今年のクリスマスの時期は、毛糸を使った〈巻き巻き〉に取り組んだクラスがありました。庭のさくらの枯れ枝をクロスにして、そこに毛糸を巻き付けていくのです。5歳児の子どもたちは法則がわかると、色を変えて巻き続けます。4歳児の方は一回目は法則があるみたい、というのはわかるようですが、はっきりつかめず苦戦。しかし2回目の体験の時には、あきらかに違っていて、ふとわかるときが与えられていました。人間の理解というものは、素晴らしいものだと、このときは強く思いました。

 

 枝は自然の素材です。毛糸も合成繊維もあるけれど、ウールなら自然素材。子どもに自然の素材は合うな~と感じます。なんか似ているというか。それぞれみな形も手触りも風合いも違うけれど、味があって、そこにあって違和感がなくて、ほっともする。命が含まれていたからなのでしょうか?クリスマス会の茶話会で手にしたお母さま方の表情にも、「これね。。。」と言葉は少なめですけれど、なにか思うところがあるかのような眺め方が印象的でした。礼拝の中で、毛糸の話をしたことがありました。羊の毛から作られているんだよということから、羊はどこに住んでいるだろう?日本にもいる、オーストラリアやニュージーランドにもいる。中国にも。そしてイエス様がお生まれになった今のイスラエルにも。「私のおかあさんが、イスラエル産の毛糸でセーターを編んでいるのよ。そう、あの羊飼いの飼っていた羊と同じかもしれない。」子どもたちにとってイエス様は遠い存在かもしれないけれど(目に見えなくて、顔も知らない)、羊飼いの羊は今も毛糸になってすぐそばのセーターになっているのかもしれないという関係は、伝えてみたいものでした。私にもこれがイスラエルの羊毛の毛糸で、トルコが輸出しているものと知って、不思議な感慨があったのです。理解とはなんなのでしょう。

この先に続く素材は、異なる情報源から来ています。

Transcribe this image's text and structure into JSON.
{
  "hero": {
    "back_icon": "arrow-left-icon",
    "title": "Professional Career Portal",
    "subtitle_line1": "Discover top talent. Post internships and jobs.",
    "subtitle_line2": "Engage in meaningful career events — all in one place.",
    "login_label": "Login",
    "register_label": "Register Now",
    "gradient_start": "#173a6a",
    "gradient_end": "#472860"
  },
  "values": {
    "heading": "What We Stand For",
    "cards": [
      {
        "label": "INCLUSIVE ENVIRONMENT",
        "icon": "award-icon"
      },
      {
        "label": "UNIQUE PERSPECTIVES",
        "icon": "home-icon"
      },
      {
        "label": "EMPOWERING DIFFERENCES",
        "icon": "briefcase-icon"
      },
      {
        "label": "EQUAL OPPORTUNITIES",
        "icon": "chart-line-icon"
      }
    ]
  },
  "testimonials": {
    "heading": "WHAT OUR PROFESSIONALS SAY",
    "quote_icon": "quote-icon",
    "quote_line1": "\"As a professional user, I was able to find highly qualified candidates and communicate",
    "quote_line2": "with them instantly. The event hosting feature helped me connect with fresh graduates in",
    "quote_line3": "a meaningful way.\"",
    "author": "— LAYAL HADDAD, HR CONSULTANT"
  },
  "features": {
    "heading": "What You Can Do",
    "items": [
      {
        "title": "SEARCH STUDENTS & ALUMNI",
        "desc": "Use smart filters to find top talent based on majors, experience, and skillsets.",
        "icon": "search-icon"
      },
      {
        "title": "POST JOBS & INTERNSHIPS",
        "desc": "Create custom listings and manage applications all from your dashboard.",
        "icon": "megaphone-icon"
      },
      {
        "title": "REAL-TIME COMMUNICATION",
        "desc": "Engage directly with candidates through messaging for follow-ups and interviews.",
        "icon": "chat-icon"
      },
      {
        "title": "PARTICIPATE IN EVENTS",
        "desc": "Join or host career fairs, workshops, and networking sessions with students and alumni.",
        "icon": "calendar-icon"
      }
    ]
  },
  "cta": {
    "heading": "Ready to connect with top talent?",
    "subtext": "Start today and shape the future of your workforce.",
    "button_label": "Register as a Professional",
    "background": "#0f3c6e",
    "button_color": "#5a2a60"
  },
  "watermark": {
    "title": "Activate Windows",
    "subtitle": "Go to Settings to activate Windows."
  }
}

 理解といえば、こんな気づきもありました。感染症が流行る時期で、園も逃げることは出来ません。子どもや周りにいる者も苦しい状況になる可能性があります。クリスマスの時期に落ち着けない状況があるということから、はっとしたことがありました。そうか、マリアとヨセフも、ベツレヘムに歩き着いた人たちも、見知らぬ先祖の地で、どこもかしこも人だらけで、やりなれない生活を一定期間送らなければならなかったんだ。それはどんなにフラストレーションの高い事態であったろうかと。そんな中、それでも言葉を伝え続けて、馬小屋を与えられ出産を迎えた夫婦。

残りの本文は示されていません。